Wage zu träumen XXXII

Aufmerksamkeit anderen gegenüber

Vor kurzem las ich einen Leserbrief in der Kleinen Zeitung (Steiermark: 4.1.2021, 44; Kärnten online schon am 28.12.[1]), der mich sehr bewegt hat. Er macht deutlich, dass in diesen außergewöhnlichen Zeiten so manches gefordert ist von einer und einem jeden von uns: Aushalten der und des Anderen. Nicht um des „lieben Friedens“ willen, auch nicht deswegen, weil man – vielleicht auch noch mit christlicher Spiritualität verbrämt – gelernt hat, alles über sich ergehen lassen zu müssen, aber Zwietracht tut keiner sozialen Einheit [auf Dauer] gut – und damit meine ich nicht, dass es keine Meinungsunterschiede geben darf. „Die Größe zu haben, seine eigene Meinung zu vertreten und gleichzeitig Menschen mit entgegengesetzten Meinungen mit Akzeptanz und Wertschätzung zu begegnen, das ist die Herausforderung der Stunde“ schreibt Ralf Eggartner in seinem Leserbrief. Wie wahr!

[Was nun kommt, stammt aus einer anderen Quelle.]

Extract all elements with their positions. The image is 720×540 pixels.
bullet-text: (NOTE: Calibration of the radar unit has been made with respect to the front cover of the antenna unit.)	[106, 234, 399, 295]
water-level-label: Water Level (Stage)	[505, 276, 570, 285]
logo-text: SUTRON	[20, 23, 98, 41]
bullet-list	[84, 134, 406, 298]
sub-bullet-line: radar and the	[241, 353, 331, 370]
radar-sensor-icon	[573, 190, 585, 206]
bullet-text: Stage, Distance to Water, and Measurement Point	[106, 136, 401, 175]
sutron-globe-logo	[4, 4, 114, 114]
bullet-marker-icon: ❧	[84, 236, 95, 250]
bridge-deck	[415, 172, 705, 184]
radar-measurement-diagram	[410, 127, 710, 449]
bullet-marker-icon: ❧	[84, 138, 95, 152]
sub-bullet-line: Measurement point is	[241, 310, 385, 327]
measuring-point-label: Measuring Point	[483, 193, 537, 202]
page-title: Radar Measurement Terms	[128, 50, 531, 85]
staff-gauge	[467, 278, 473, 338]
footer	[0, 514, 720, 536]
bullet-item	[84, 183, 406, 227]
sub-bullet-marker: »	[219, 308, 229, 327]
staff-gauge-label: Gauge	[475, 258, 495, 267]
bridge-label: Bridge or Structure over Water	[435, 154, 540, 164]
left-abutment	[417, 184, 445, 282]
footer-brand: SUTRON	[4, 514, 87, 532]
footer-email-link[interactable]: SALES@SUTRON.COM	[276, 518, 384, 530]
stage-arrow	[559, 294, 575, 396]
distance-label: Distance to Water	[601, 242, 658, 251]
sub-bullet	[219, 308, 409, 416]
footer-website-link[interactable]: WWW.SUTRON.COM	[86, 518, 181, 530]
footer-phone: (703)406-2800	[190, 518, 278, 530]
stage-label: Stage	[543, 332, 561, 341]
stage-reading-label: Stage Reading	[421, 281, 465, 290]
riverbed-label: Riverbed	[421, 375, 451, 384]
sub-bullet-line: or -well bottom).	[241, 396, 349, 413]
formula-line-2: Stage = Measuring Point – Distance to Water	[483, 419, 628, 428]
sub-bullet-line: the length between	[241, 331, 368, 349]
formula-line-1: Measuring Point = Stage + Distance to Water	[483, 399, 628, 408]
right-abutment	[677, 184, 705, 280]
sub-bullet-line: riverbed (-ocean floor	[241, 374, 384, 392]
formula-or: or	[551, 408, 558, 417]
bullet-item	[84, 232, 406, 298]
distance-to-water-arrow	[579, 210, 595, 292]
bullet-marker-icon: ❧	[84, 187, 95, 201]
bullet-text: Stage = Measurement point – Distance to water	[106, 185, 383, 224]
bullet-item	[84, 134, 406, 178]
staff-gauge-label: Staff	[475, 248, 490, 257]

Gerade ich als einer, der Verantwortung zu tragen gegenüber – vielen – anderen fühle mich hier gerade in diesen krisenhaften Monaten und Wochen mehr als zu „normalen“ Zeiten herausgefordert, gibt es doch unterschiedliche Typen und damit auch Arten und Weisen, mit Krisen umzugehen. Wie also lebe ich diese Aufmerksamkeit – auch und gerade dann, wenn und weil es Entscheidungen zu treffen gilt, die nie und nimmer allen passen (können bzw. werden)? Hinzu kommt, dass Entscheidungen immer wieder zu treffen sind – und wenn dies nicht geschieht, genauso etwas entschieden ist bzw. wird. Schließlich: die einen wollen rascher, die anderen langsamer voranschreiten, die einen sind ängstlicher, andere wieder scheuen vor praktisch nichts zurück: Wie können möglichst viele mitgenommen werden, auch wenn durch Entscheidungen eben die eine oder andere Möglichkeit das Leben zu gestalten ausgeschlossen wird, weil eben nicht gleichzeitig zwei Wege gegangen werden können?